By the way, I think that it is when the number of data that can be used for learning is small that you want to inflate data using fake data in practical situations. Assuming such a situation, let's do the same calculation using the small training data df1_train prepared first. The number of lines in df1_train is 2604, which is 1/10 of df0_train.

The code is the same as before, so I will omit it, but I trained CTGAN, generated 1 million lines of data df1_syn, and trained XGBoost.

First, the result of learning using only 2604 original baseline data is as follows.

ac1 = learn_predict(X1_train, y1_train, X_test, y_test)
# AUC: 0.867
# Accuracy:  0.821
# Precision:  0.659
# Recall  0.534
# f1:  0.590
# [[4512  433]
#  [ 730  838]]

After all, the accuracy is lowered as a whole because the number of data is reduced.

Next, the result of learning using the generated data is shown in the same graph as before.

The overall behavioral trends are the same as with large datasets.

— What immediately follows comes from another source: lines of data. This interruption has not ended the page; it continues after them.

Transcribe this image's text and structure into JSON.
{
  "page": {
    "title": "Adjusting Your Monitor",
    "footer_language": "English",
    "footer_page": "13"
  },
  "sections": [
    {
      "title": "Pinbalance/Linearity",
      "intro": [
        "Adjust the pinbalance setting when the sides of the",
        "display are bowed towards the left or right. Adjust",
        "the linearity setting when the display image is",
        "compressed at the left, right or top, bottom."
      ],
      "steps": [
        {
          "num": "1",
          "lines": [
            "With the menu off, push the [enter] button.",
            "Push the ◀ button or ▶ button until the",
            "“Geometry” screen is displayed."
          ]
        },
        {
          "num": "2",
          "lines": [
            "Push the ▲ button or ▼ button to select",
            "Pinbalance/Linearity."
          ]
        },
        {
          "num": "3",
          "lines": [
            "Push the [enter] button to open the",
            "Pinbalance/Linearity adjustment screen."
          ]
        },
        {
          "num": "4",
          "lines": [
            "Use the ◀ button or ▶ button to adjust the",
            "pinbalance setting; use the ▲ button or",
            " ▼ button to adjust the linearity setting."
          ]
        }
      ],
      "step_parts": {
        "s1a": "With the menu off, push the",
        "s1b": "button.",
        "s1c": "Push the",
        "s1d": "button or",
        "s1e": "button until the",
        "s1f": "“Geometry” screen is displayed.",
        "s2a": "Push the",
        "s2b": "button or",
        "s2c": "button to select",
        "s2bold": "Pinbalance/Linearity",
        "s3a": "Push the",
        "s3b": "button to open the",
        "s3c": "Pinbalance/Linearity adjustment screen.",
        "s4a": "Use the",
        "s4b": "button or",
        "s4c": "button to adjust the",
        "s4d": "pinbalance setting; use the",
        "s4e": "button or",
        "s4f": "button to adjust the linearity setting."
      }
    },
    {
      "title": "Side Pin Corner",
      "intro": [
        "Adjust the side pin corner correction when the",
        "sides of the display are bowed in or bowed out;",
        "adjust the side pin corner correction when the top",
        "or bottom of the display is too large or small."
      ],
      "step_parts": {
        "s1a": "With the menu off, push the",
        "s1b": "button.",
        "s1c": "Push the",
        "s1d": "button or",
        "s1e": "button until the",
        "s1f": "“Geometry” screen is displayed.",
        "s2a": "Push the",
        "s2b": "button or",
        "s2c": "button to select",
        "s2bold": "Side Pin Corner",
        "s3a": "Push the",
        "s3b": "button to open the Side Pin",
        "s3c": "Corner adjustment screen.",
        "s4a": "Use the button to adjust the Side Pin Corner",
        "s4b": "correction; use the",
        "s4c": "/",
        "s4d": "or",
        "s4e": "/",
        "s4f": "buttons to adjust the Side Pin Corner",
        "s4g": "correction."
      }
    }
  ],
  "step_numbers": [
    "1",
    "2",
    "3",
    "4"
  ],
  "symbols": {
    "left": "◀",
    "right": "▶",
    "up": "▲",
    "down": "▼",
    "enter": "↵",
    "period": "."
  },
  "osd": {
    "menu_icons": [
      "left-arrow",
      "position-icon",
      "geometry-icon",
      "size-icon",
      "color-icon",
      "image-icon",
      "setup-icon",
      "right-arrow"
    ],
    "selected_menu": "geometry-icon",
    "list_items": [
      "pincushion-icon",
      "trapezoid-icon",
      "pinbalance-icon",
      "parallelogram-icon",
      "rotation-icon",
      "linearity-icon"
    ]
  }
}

The reason why the AUC and Accuracy when using only the generated data (blue circle) is lower when the number of samples is 3000 than when it is 1000 is probably because the quality of the generated data varies widely due to the small amount of original data. I guess. In any case, the accuracy was not significantly improved compared to the case of using only the original data, even if the generated data was added and learned in the same way as before.

in conclusion

I was hoping that GAN could be used to inflate the data to improve the accuracy of the model, but this experiment did not work. However, the result of using only the generated data is not so inferior to the case of using only the original data, so if the original data cannot be handled freely due to privacy or information security issues, fake data is generated instead. There may be ways to use it, such as using it for.